本サービスを提供するにあたり、あいおいニッセイ同和損保の樋口昌宏取締役専務執行役員は、「従来の電話でのやり取りを中心とした事故対応を、ドラレコで収集したデジタルデータの活用でコスト削減でき、同時にユーザーが保険請求に必要となっていた手間や日数を大幅に削減することができる。これは保険業界初の革新的サービスとなる」と説明。また、サービスを開発するのにかかったコストについて同社 沼田俊彦IT統括部長は「ステップ4までを想定しても20億円程度」と捕捉した。

開発で苦労した点としては「運転挙動データは運転中は常時送られてくるが、当初は一つのデータが2~3時間程度と想定していた。
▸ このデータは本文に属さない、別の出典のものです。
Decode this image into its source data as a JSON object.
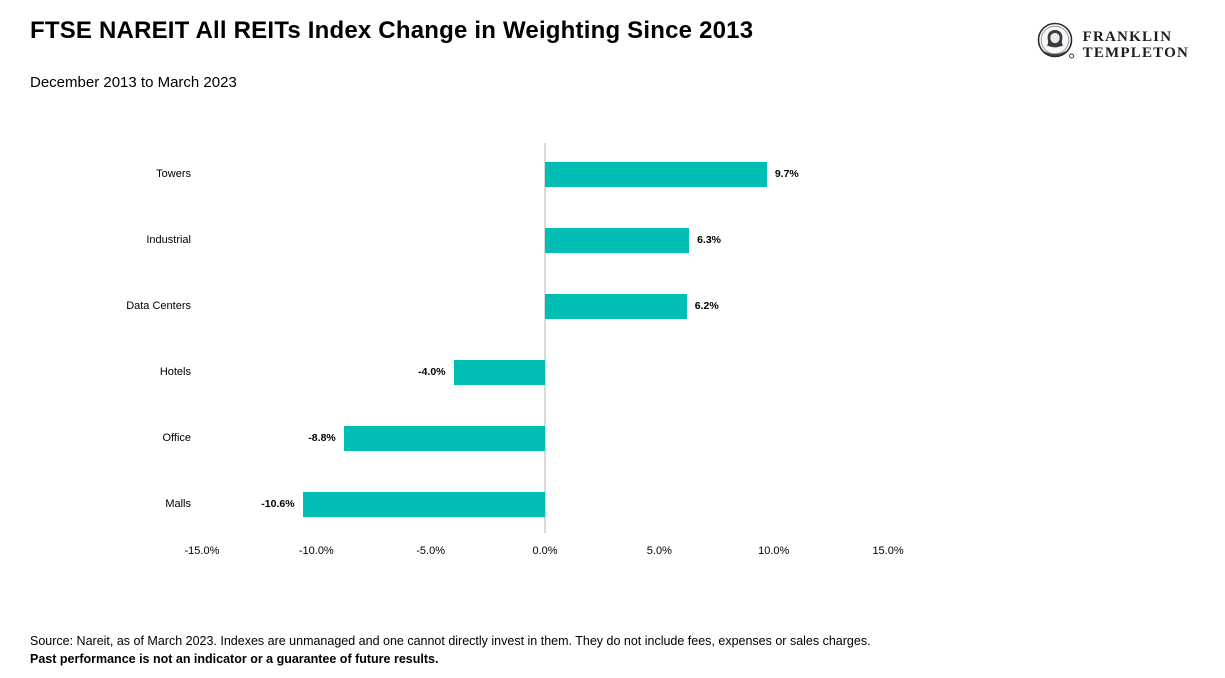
{
  "header": {
    "title": "FTSE NAREIT All REITs Index Change in Weighting Since 2013",
    "subtitle": "December 2013 to March 2023"
  },
  "logo": {
    "line1": "FRANKLIN",
    "line2": "TEMPLETON",
    "medallion_icon": "franklin-portrait-icon"
  },
  "chart_data": {
    "type": "bar",
    "orientation": "horizontal",
    "title": "FTSE NAREIT All REITs Index Change in Weighting Since 2013",
    "subtitle": "December 2013 to March 2023",
    "categories": [
      "Towers",
      "Industrial",
      "Data Centers",
      "Hotels",
      "Office",
      "Malls"
    ],
    "values": [
      9.7,
      6.3,
      6.2,
      -4.0,
      -8.8,
      -10.6
    ],
    "value_labels": [
      "9.7%",
      "6.3%",
      "6.2%",
      "-4.0%",
      "-8.8%",
      "-10.6%"
    ],
    "x_tick_values": [
      -15,
      -10,
      -5,
      0,
      5,
      10,
      15
    ],
    "x_tick_labels": [
      "-15.0%",
      "-10.0%",
      "-5.0%",
      "0.0%",
      "5.0%",
      "10.0%",
      "15.0%"
    ],
    "xlim": [
      -15,
      15
    ],
    "bar_color": "#00beb3",
    "axis_line_color": "#d9d9d9",
    "grid": "none",
    "legend": "none"
  },
  "footer": {
    "line1": "Source: Nareit, as of March 2023. Indexes are unmanaged and one cannot directly invest in them. They do not include fees, expenses or sales charges.",
    "line2": "Past performance is not an indicator or a guarantee of future results."
  }
}
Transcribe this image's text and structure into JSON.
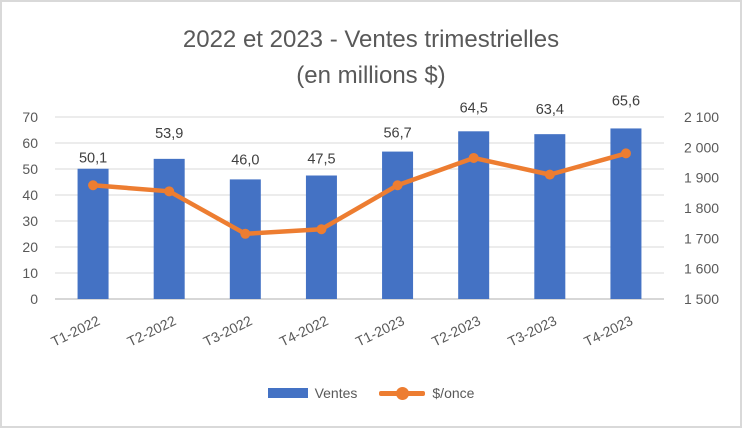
{
  "title": {
    "line1": "2022 et 2023 - Ventes trimestrielles",
    "line2": "(en millions $)"
  },
  "legend": {
    "position": "bottom",
    "items": [
      {
        "label": "Ventes",
        "swatch": "bar-swatch",
        "color": "#4472C4"
      },
      {
        "label": "$/once",
        "swatch": "line-marker-swatch",
        "color": "#ED7D31"
      }
    ]
  },
  "colors": {
    "bar_blue": "#4472C4",
    "line_orange": "#ED7D31",
    "gridline": "#D9D9D9",
    "axis_line": "#BFBFBF",
    "tick_text": "#595959",
    "data_label_text": "#404040",
    "title_text": "#595959",
    "frame_border": "#D9D9D9",
    "background": "#FFFFFF"
  },
  "chart_data": {
    "type": "combo-bar-line",
    "title": "2022 et 2023 - Ventes trimestrielles (en millions $)",
    "categories": [
      "T1-2022",
      "T2-2022",
      "T3-2022",
      "T4-2022",
      "T1-2023",
      "T2-2023",
      "T3-2023",
      "T4-2023"
    ],
    "series": [
      {
        "name": "Ventes",
        "type": "bar",
        "axis": "left",
        "color": "#4472C4",
        "values": [
          50.1,
          53.9,
          46.0,
          47.5,
          56.7,
          64.5,
          63.4,
          65.6
        ],
        "data_labels": [
          "50,1",
          "53,9",
          "46,0",
          "47,5",
          "56,7",
          "64,5",
          "63,4",
          "65,6"
        ]
      },
      {
        "name": "$/once",
        "type": "line",
        "axis": "right",
        "color": "#ED7D31",
        "values": [
          1875,
          1855,
          1715,
          1730,
          1875,
          1965,
          1910,
          1980
        ],
        "values_note": "estimated from gridlines; no data labels shown for this series"
      }
    ],
    "left_axis": {
      "min": 0,
      "max": 70,
      "step": 10,
      "tick_labels": [
        "0",
        "10",
        "20",
        "30",
        "40",
        "50",
        "60",
        "70"
      ]
    },
    "right_axis": {
      "min": 1500,
      "max": 2100,
      "step": 100,
      "tick_labels": [
        "1 500",
        "1 600",
        "1 700",
        "1 800",
        "1 900",
        "2 000",
        "2 100"
      ]
    },
    "grid": true,
    "legend_position": "bottom"
  }
}
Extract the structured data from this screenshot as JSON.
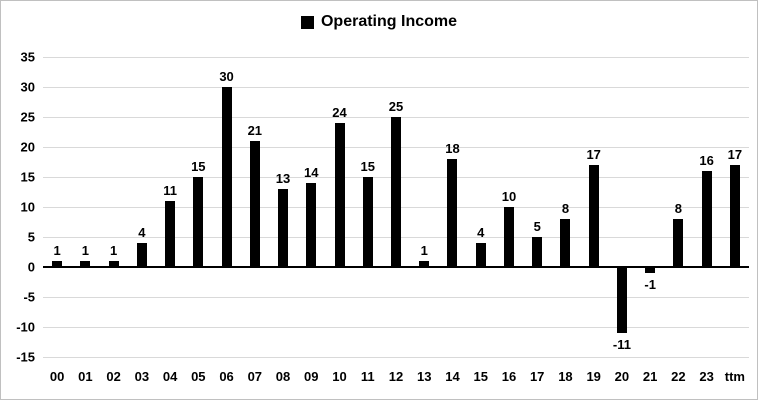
{
  "chart_data": {
    "type": "bar",
    "title": "Operating Income",
    "categories": [
      "00",
      "01",
      "02",
      "03",
      "04",
      "05",
      "06",
      "07",
      "08",
      "09",
      "10",
      "11",
      "12",
      "13",
      "14",
      "15",
      "16",
      "17",
      "18",
      "19",
      "20",
      "21",
      "22",
      "23",
      "ttm"
    ],
    "values": [
      1,
      1,
      1,
      4,
      11,
      15,
      30,
      21,
      13,
      14,
      24,
      15,
      25,
      1,
      18,
      4,
      10,
      5,
      8,
      17,
      -11,
      -1,
      8,
      16,
      17
    ],
    "ylim": [
      -15,
      35
    ],
    "yticks": [
      35,
      30,
      25,
      20,
      15,
      10,
      5,
      0,
      -5,
      -10,
      -15
    ],
    "grid": true,
    "data_labels": true,
    "legend_position": "top",
    "bar_color": "#000000",
    "grid_color": "#d9d9d9",
    "zero_axis_color": "#000000",
    "label_color": "#000000"
  }
}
しかし、実際は48時間もの長時間にわたるデータが送られてくることがあった。エンジンをずっと切らずにいたのか、あるいはエンジンをOFFにした際のデータが途絶えてしまったのか、それをどう判断するかが難しかった」と説明。また、サービスを提供するドラレコについては、「開発にあたってはケンウッド製ドライブレコーダーを活用したため、基本はこの製品で提供していく。ただ、提供が間に合わない場合も想定し、ケンウッド製以外を使っても対応できるようにデータ解析のアルゴリズムを開発した」(沼田氏)という。

今後は自動運転への対応も迫られる自動車保険だけに、自動車事故を車載機器のデータを活用してリアルタイムで把握できる本サービスがもたらすメリットは大きい。100年に一度の大きな転換期と言われる自動車業界にあって、自動車保険もさらなる特色を打ち出す必要に迫られている。本サービスの提供はその試金石として目が離せない存在になるだろう。